Office deals dominated the market, accounting for 64.7% of the total investment volume – with a 69.6% quarter-on-quarter rise and a six-fold year-on-year increase
Shift from self-occupancy acquisitions by strategic investors to increased office investments by Korean institutional investors
Hospitality assets attracted US$ 850 million in investment, marking a 234.7% increase from Q4 2023 and a 44-fold year-on-year expansion, primarily funded by institutional investors
Neil Brookes, global head of capital markets at Knight Frank said, “The re-emergence of domestic institutional investors signals their potential role in shaping the market's future. However, their influence may be tempered by the challenge of negative leverage. Simultaneously, foreign investors are maintaining a cautious approach, awaiting price adjustments before actively pursuing transactions. Discrepancies in pricing expectations between buyers and sellers could delay deal closures, further affecting market activity. This trend will likely continue until substantial interest rate and liquidity improvements become evident. “
Despite an overall contraction in real estate investment volume, with a 13.2% quarter-onquarter and 28.3% year-on-year decline, Japan is witnessing renewed investor interest in office and industrial assets.

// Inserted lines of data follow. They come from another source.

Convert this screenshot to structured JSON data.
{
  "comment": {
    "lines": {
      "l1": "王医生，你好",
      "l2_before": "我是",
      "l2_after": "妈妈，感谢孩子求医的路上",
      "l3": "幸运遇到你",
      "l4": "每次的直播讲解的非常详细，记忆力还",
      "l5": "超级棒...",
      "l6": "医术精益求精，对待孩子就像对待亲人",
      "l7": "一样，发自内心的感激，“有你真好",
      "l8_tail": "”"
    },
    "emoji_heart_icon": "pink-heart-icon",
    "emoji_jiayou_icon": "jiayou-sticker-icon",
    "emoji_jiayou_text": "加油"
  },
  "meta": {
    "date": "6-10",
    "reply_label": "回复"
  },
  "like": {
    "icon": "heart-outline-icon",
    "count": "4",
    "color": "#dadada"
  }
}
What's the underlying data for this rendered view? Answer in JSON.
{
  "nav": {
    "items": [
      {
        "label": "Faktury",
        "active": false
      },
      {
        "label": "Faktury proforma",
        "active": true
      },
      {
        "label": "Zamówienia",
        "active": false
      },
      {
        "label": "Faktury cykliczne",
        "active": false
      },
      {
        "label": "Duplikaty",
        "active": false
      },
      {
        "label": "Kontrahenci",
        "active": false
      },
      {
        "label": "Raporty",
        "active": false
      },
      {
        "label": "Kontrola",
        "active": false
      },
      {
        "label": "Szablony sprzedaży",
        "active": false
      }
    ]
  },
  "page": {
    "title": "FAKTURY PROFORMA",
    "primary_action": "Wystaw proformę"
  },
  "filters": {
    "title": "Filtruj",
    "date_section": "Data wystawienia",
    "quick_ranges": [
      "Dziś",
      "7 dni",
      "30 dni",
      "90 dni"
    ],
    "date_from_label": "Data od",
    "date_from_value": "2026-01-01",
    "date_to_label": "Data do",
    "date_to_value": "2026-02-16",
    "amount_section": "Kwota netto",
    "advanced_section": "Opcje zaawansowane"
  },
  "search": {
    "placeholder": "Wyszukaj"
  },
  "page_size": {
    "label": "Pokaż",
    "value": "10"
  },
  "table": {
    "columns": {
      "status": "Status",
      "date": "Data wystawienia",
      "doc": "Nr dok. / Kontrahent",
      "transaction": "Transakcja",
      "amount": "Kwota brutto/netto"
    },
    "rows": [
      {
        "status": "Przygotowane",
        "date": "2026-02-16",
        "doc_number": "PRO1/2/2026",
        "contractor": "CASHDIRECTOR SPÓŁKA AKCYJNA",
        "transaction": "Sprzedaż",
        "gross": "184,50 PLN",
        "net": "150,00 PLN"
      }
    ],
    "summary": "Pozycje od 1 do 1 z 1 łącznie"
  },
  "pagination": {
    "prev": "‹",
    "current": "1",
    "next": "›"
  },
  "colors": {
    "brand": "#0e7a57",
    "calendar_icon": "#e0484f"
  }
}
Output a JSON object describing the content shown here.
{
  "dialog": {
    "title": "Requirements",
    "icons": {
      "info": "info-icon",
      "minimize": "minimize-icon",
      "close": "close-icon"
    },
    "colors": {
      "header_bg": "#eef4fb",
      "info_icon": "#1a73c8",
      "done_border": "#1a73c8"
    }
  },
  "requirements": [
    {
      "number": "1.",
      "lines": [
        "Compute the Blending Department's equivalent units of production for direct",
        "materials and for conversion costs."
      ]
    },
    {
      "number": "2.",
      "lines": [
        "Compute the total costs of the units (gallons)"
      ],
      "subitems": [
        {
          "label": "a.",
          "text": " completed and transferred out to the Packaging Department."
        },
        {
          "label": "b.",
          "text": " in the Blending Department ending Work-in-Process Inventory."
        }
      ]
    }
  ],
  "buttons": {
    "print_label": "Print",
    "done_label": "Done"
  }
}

Office transactions accounted for almost half of the total volume, which doubled from the previous quarter but dropped 31.6% year-on-year
Investors are motivated by the positive momentum anticipated for the office sector, underpinned by consistent occupier demand
Yield-chasing industrial sector ranked second at 27.4% of volume, driven by a US$ 694 million logistics portfolio deal
Despite the Bank of Japan's recent decision to raise short-term interest rates to 0-0.1% in March 2024, the overall investment climate is not expected to change drastically, and a steady capital inflow into the real estate sector is anticipated to continue. However, if long-term interest rates experience further hikes, investors might demand higher capitalisation rates in sectors such as office, facing stagnant market rents. This could lead to a widening gap between sellers' asking prices and buyers' offers, potentially hindering transaction volume and affecting overall market liquidity.
The shift in Japan's monetary policy could also impact exchange rates, with fluctuations in the Japanese Yen's value possibly encouraging cross-border investments as assets become more affordable in investors' home currencies. As a result, strategic partnerships and targeted investment approaches will be critical in capitalising on market opportunities.”